O prazo de setembro interessa principalmente às empresas que não estiverem enquadradas no Simples Nacional e desejarem utilizar o regime durante 2027.

A orientação oficial estabelece que a opção para o próximo ano deverá ser apresentada de 1º a 30 de setembro de 2026.

Também poderão utilizar essa janela empresas que tenham sido excluídas do Simples e cuja exclusão esteja produzindo efeitos em 2026 ou esteja prevista para começar em janeiro de 2027.

Nesse caso, será possível apresentar uma nova opção, desde que os requisitos do regime sejam atendidos.

O calendário fica assim:

EtapaPrazo
Opção pelo Simples Nacional para 20271º a 30 de setembro de 2026
Início dos efeitos1º de janeiro de 2027
Cancelamento da opção apresentadaAté 30 de novembro de 2026

Por isso, setembro passa a ser um mês especialmente importante para o planejamento tributário das micro e pequenas empresas.

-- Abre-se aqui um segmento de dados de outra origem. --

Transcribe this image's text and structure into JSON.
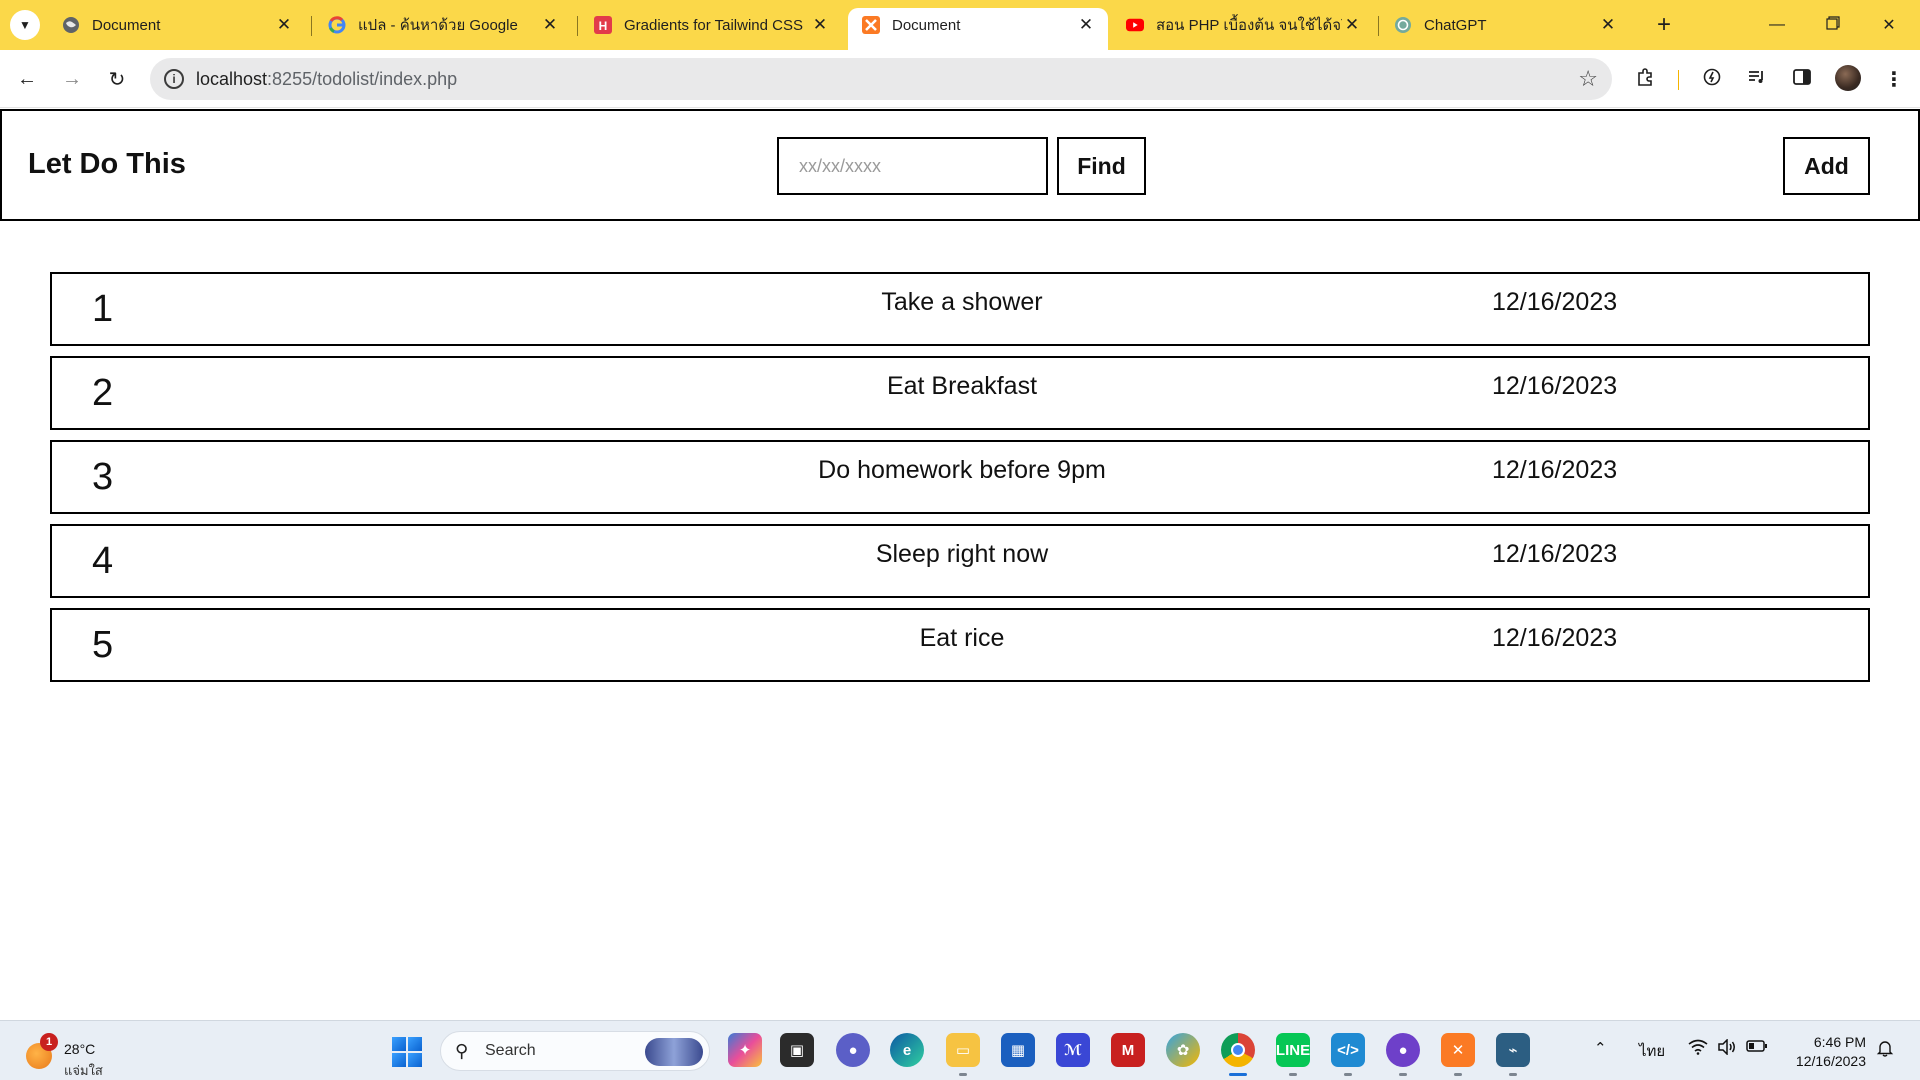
{
  "browser": {
    "tabs": [
      {
        "title": "Document",
        "favicon": "globe-icon",
        "active": false
      },
      {
        "title": "แปล - ค้นหาด้วย Google",
        "favicon": "google-icon",
        "active": false
      },
      {
        "title": "Gradients for Tailwind CSS",
        "favicon": "hypercolor-icon",
        "active": false
      },
      {
        "title": "Document",
        "favicon": "xampp-icon",
        "active": true
      },
      {
        "title": "สอน PHP เบื้องต้น จนใช้ได้จริง",
        "favicon": "youtube-icon",
        "active": false
      },
      {
        "title": "ChatGPT",
        "favicon": "chatgpt-icon",
        "active": false
      }
    ],
    "url_host": "localhost",
    "url_path": ":8255/todolist/index.php"
  },
  "app": {
    "title": "Let Do This",
    "search_placeholder": "xx/xx/xxxx",
    "search_value": "",
    "find_label": "Find",
    "add_label": "Add"
  },
  "todos": [
    {
      "num": "1",
      "text": "Take a shower",
      "date": "12/16/2023"
    },
    {
      "num": "2",
      "text": "Eat Breakfast",
      "date": "12/16/2023"
    },
    {
      "num": "3",
      "text": "Do homework before 9pm",
      "date": "12/16/2023"
    },
    {
      "num": "4",
      "text": "Sleep right now",
      "date": "12/16/2023"
    },
    {
      "num": "5",
      "text": "Eat rice",
      "date": "12/16/2023"
    }
  ],
  "taskbar": {
    "weather_temp": "28°C",
    "weather_desc": "แจ่มใส",
    "weather_badge": "1",
    "search_label": "Search",
    "language": "ไทย",
    "time": "6:46 PM",
    "date": "12/16/2023"
  },
  "colors": {
    "tabstrip": "#fbd849",
    "accent_blue": "#1a6fd8"
  }
}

Quem já está no Simples precisa fazer uma nova opção?

Em regra, não.

A empresa que já está regularmente no Simples Nacional permanece no regime automaticamente, desde que continue atendendo aos requisitos legais.

Isso significa que não é necessário fazer uma nova adesão apenas porque começa um novo ano.

Por outro lado, o Ministério da Fazenda recomenda que as empresas verifiquem sua situação fiscal, principalmente porque débitos e outras irregularidades podem resultar em exclusão para 2027.

Portanto, mesmo quem já está no Simples deve utilizar o período anterior ao próximo ano para conferir se existe alguma pendência.

Por que a opção deixou de ser feita em janeiro?

A mudança está diretamente relacionada à implementação da Reforma Tributária do Consumo.

Historicamente, empresas que pretendiam entrar no Simples faziam a solicitação em janeiro.

Isso podia gerar um problema prático: a empresa começava o ano sem saber se sua adesão seria efetivamente aceita e, caso surgisse alguma pendência, poderia ser necessário refazer cálculos tributários.

Com a antecipação para setembro, a intenção é permitir que a situação seja resolvida antes do início do ano-calendário seguinte.

Segundo o Ministério da Fazenda, a alteração busca aumentar a previsibilidade e facilitar a adaptação das empresas à chegada do IBS e da CBS.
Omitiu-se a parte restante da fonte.